The Kitchen Sink

An occasional piece of paper
November 9, 2008
Vol. 11 no. 44

Everything But...
           One last fling at the parables this year, with two favourites coming at us this week and next. Today it is the parable of the Ten Virgins and next Sunday, the parable of the Talents. We love them for their first part, but are doubtful about their vengeful conclusions - too many people thrown gnashing their teeth into the outer darkness for our sensitive natures. Does God have to be so mean?
           It’s not an issue of meanness or niceness, but of the reality of human behaviour. Five virgins were not thinking and examining the costs of discipleship in a manner of speaking. They were excited to take part in a wedding feast, but had not figured out how well they had to be prepared. A gaffe of omission, it’s fair to say. Then they ask the unreasonable from their companion virgins, and head off into the night when all the stores were closed expecting someone to jump to their needs.
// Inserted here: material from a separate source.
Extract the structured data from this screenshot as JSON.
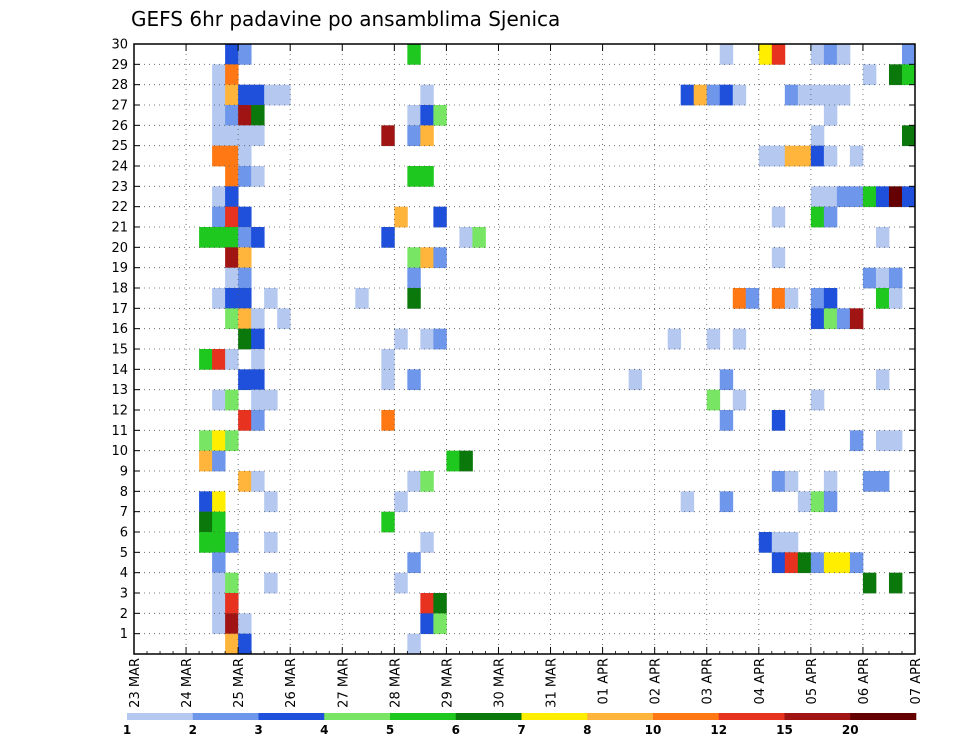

           Many of the parables told by Jesus are now believed to have been popular stories and jokes with their own built-in punch-lines which are hard to get rid of. The harshness with which the foolish maidens are treated sounds more like the visceral ending many local stories delight in and relish. Violence - even the less physical “I don’t know you!” - has always been standard fare on the street corner and around the camp fire.
           Yet, what happens to you when you omit doing something good, or decide you won’t bother doing something good today? It may not be evil or warrant punishment and it may not end tragically, but one thing for sure - nothing good will happen to you. The absence of good may not seem like the outer darkness, but you don’t know what you are missing.